UK consumer inflation to "fall sharply" through rest of 2023 - Lloyds
(Alliance News) - UK consumer price inflation should "fall sharply" through the rest of the year, analysis from Lloyds reiterated on Friday.
It expects the consumer price index to fall to around 4.4% by the end of 2023, which is marginally higher than its previous 4.2% forecast, but below current levels by 240 basis points.
Figures from the Office for National Statistics on Wednesday showed that the UK headline inflation figure cooled as expected last month, but core inflation proved stubborn.
Annually, consumer prices rose by 6.8% in July, cooling from a 7.9% jump in June. July's reading was in line with market forecasts, as cited by FXStreet. Lloyds said this was in line with its and the Bank of England's expectations.
The ONS said that falling gas and electricity prices were the largest contributor to the falling annual rate. A cooling in food inflation also helped.
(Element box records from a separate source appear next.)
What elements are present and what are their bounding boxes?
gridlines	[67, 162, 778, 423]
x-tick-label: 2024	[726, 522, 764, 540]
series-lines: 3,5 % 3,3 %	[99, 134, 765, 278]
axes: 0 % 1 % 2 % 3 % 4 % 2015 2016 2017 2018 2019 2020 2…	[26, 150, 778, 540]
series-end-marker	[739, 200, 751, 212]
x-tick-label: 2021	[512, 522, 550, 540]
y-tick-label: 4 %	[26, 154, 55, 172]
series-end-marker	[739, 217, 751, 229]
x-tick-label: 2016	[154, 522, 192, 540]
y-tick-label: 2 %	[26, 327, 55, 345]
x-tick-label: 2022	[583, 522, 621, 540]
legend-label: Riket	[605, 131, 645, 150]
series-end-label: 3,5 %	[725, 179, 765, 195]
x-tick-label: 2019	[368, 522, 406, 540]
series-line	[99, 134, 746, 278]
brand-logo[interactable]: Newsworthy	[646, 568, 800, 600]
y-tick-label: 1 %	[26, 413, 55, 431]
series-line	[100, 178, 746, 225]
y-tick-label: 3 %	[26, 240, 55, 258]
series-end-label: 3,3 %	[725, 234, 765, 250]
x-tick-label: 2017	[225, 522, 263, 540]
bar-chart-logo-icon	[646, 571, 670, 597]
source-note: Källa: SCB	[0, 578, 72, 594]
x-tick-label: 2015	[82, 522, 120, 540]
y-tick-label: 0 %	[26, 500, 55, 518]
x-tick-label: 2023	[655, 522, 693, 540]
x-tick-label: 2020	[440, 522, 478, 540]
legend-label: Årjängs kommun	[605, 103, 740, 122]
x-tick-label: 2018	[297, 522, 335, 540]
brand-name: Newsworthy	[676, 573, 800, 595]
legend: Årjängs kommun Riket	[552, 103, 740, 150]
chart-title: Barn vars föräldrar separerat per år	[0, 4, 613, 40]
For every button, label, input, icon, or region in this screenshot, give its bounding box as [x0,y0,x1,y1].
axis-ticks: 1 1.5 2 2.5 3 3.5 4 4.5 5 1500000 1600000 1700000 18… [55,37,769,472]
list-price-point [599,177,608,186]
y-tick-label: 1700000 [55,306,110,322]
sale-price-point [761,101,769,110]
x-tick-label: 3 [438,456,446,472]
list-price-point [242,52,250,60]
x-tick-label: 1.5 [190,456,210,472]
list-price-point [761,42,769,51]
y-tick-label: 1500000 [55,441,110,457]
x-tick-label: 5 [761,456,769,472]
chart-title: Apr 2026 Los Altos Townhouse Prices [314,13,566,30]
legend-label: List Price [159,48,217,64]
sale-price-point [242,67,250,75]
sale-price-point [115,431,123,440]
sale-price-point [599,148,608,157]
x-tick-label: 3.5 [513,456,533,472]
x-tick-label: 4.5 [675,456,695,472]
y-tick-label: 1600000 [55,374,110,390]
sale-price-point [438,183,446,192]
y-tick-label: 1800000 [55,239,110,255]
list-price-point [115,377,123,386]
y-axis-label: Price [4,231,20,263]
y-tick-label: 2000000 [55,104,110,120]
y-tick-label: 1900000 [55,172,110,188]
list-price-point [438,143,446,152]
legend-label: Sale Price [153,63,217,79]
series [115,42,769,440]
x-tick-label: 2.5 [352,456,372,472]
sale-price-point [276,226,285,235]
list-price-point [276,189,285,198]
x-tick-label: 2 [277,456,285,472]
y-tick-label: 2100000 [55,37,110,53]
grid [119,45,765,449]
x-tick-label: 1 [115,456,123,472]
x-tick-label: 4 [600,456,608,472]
Lloyds said: "That deceleration was largely due to the softening in goods prices inflation, to 6.1% [year-on-year] down from 8.5% the month prior. In contrast, services price inflation rose to 7.4% [year-on-year] in July from 7.2%."
On a monthly basis, UK consumer prices fell 0.4%, compared to a 0.1% rise in June. Market expectations had been for a 0.5% fall.
Core inflation - excluding energy, food, alcohol, and tobacco - was unchanged on an annual basis from June's reading of 6.9%. It had been expected to cool to 6.8%.
"The divergence between goods and services price growth is likely to remain a key theme throughout 2023. Second round effects point to upside risks for services inflation that could impede the expected deceleration in the headline inflation rate," said Lloyds.
"A key issue will be the extent to which housing market dynamics feed into higher rental prices. Rents rose 6.5% [year-on-year] in July the fastest rate on record and we expect rental price inflation to accelerate further in the coming months.
"More broadly, in the three months to June, private sector wage growth accelerated to its fastest comparable rate since records began in 2001 signalling the risk of sustained domestically driven inflation."
Lloyds also said that the previously announced increase in alcohol duty for some alcoholic drinks and higher fuel prices are "likely to exert sufficient upward pressure" in August, despite the sharp fall in headline inflation in July.
This could cause the headline inflation rate for August to stop falling or "possibly print marginally higher" than the 6.8% rate in July.
Despite this, Lloyds said it maintains the view that CPI inflation will fall sharply through the rest of 2023.
"The largest contributors to the deceleration are likely to be energy and food price deflation with the former having a negative contribution to headline CPI from October," Lloyds said.
It also noted that UK energy regulator Ofgem is expected to announce the price cap effective from October 1 on Friday next week. "We will revise our forecasts after that as necessary," said Lloyds.
Falling inflation would impact the decision-making of the Bank of England as to whether it should continue tightening its monetary policy. The next decision is due on September 21.
Earlier this month, the UK central bank enacted its fourteenth successive interest rate hike, lifting bank rate by 25 basis points, believing its monetary policy is now in "restrictive" territory.
The move took the benchmark bank rate to 5.25% from 5.00% previously, with a majority of Monetary Policy Committee members voting for the hike.
Across the world, central banks have been raising interest rates in a bid to curb inflation.
US Federal Reserve officials continue to see "significant" upside risks to inflation and suggested further interest rate increases may be necessary, minutes from the July Federal Open Market Committee meeting on Thursday showed.
At that meeting, the US central bank lifted rates by a further 25 basis points to 5.25% to 5.50%, the highest level in more than two decades, a rise that many economists believe will be the last of this cycle.
The next FOMC meeting will be held from September 19 to September 20. An interest rate decision is expected to be announced at 1900 BST on September 20.
At the end of July, the European Central Bank lifted eurozone interest rates by 25 basis points, as expected.
The decision by the ECB Governing Council took the interest rate on the main refinancing operations, the marginal lending facility, and the deposit facility to 4.25%, 4.50% and 3.75%, respectively.
It means the Frankfurt-based central bank has hiked its policy rates by a cumulative 425 basis points during the current tightening cycle. Its next interest rate decision will be on September 14.